In short, what we're looking at is the emotional response of the common man versus the plain face of the market. But then that's us. We're human beings with skin, bones, worries and appetites – and still we have the legal right to earn however much we can based on our worth to someone, or something, else. Unfortunately, whatever your reaction, the continued increase in wages, if not fees, leaves us with a footballing future based on massive numbers and small, shoddily-woven safety nets.
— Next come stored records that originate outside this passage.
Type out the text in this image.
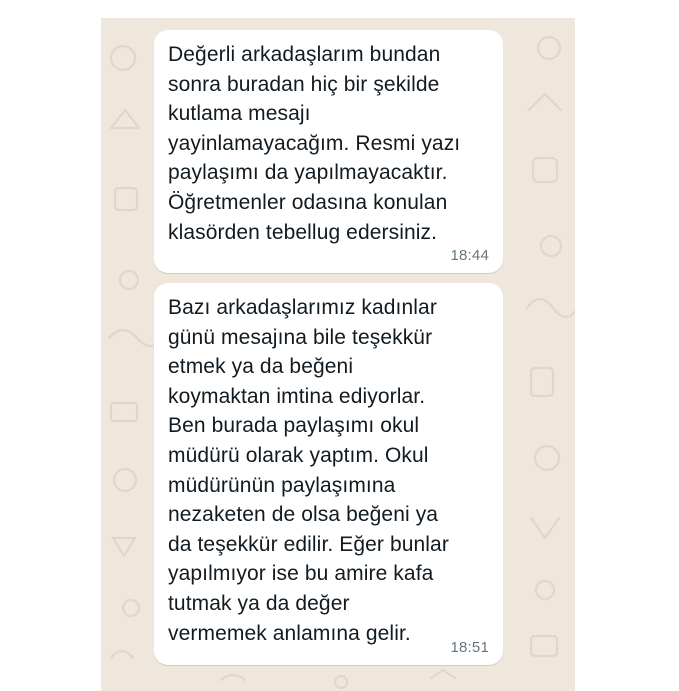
Değerli arkadaşlarım bundan
sonra buradan hiç bir şekilde
kutlama mesajı
yayinlamayacağım. Resmi yazı
paylaşımı da yapılmayacaktır.
Öğretmenler odasına konulan
klasörden tebellug edersiniz.

18:44

Bazı arkadaşlarımız kadınlar
günü mesajına bile teşekkür
etmek ya da beğeni
koymaktan imtina ediyorlar.
Ben burada paylaşımı okul
müdürü olarak yaptım. Okul
müdürünün paylaşımına
nezaketen de olsa beğeni ya
da teşekkür edilir. Eğer bunlar
yapılmıyor ise bu amire kafa
tutmak ya da değer
vermemek anlamına gelir.

18:51
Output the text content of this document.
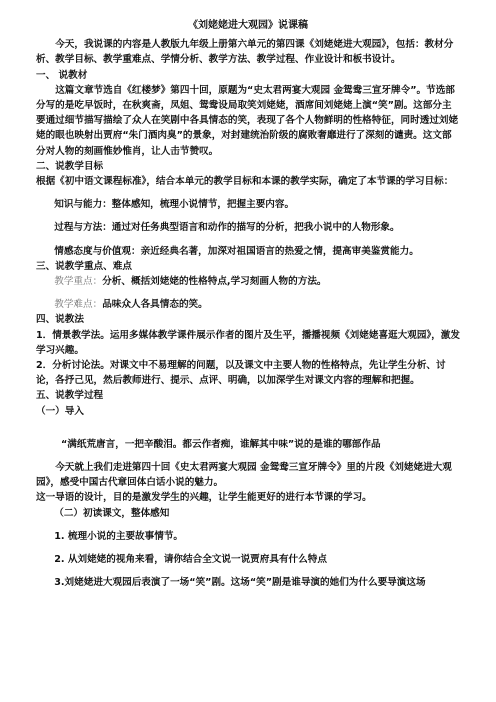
《刘姥姥进大观园》说课稿

今天，我说课的内容是人教版九年级上册第六单元的第四课《刘姥姥进大观园》，包括：教材分析、教学目标、教学重难点、学情分析、教学方法、教学过程、作业设计和板书设计。

一、 说教材

这篇文章节选自《红楼梦》第四十回，原题为“史太君两宴大观园 金鸳鸯三宣牙牌令”。节选部分写的是吃早饭时，在秋爽斋，凤姐、鸳鸯设局取笑刘姥姥，酒席间刘姥姥上演“笑”剧。这部分主要通过细节描写描绘了众人在笑剧中各具情态的笑，表现了各个人物鲜明的性格特征，同时透过刘姥姥的眼也映射出贾府“朱门酒肉臭”的景象，对封建统治阶级的腐败奢靡进行了深刻的谴责。这文部分对人物的刻画惟妙惟肖，让人击节赞叹。

二、说教学目标

根据《初中语文课程标准》，结合本单元的教学目标和本课的教学实际，确定了本节课的学习目标：

知识与能力：整体感知，梳理小说情节，把握主要内容。

过程与方法：通过对任务典型语言和动作的描写的分析，把我小说中的人物形象。

情感态度与价值观：亲近经典名著，加深对祖国语言的热爱之情，提高审美鉴赏能力。

三、说教学重点、难点

教学重点：分析、概括刘姥姥的性格特点,学习刻画人物的方法。

教学难点：品味众人各具情态的笑。

四、说教法

1．情景教学法。运用多媒体教学课件展示作者的图片及生平，播播视频《刘姥姥喜逛大观园》，激发学习兴趣。

2．分析讨论法。对课文中不易理解的问题，以及课文中主要人物的性格特点，先让学生分析、讨论，各抒己见，然后教师进行、提示、点评、明确，以加深学生对课文内容的理解和把握。

五、说教学过程

（一）导入

“满纸荒唐言，一把辛酸泪。都云作者痴，谁解其中味”说的是谁的哪部作品

今天就上我们走进第四十回《史太君两宴大观园 金鸳鸯三宣牙牌令》里的片段《刘姥姥进大观园》，感受中国古代章回体白话小说的魅力。

这一导语的设计，目的是激发学生的兴趣，让学生能更好的进行本节课的学习。

（二）初读课文，整体感知

1. 梳理小说的主要故事情节。

2. 从刘姥姥的视角来看，请你结合全文说一说贾府具有什么特点

3.刘姥姥进大观园后表演了一场“笑”剧。这场“笑”剧是谁导演的她们为什么要导演这场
Some suggest that a wage cap is the way toward financial competence within the game, but to my mind this treats the symptom of unsustainable spending rather than the cause. Our ire is directed at the players because they, like us, have breathing, punchable faces towards which we can aim delight and scorn in equal measure. But their duty to shoulder football's monetary situation only goes so far.
When it comes to the issue of obligation, it's the clubs which need to suit up. The forthcoming introduction of
UEFA’s new financial fair play rules is certainly a strong and welcome move but ultimately the buck, if you excuse the pun, stops with the clubs. Now I'm no economist (that much should be fairly obvious by now) but just as a business can stretch the parameters governing its actions to breaking point without doing anything legally wrong, so too a footballing institution can quite legitimately toss money, however desperately, at players and opponents to further their own ends. But with great power comes great responsibility. Any larger questions of moral etiquette or long-termism can surely not be effectively governed by a higher authority and must rest with those making the decisions at boardroom level. The moral compass must be set not by the gods of the sea, but by those steering the ship.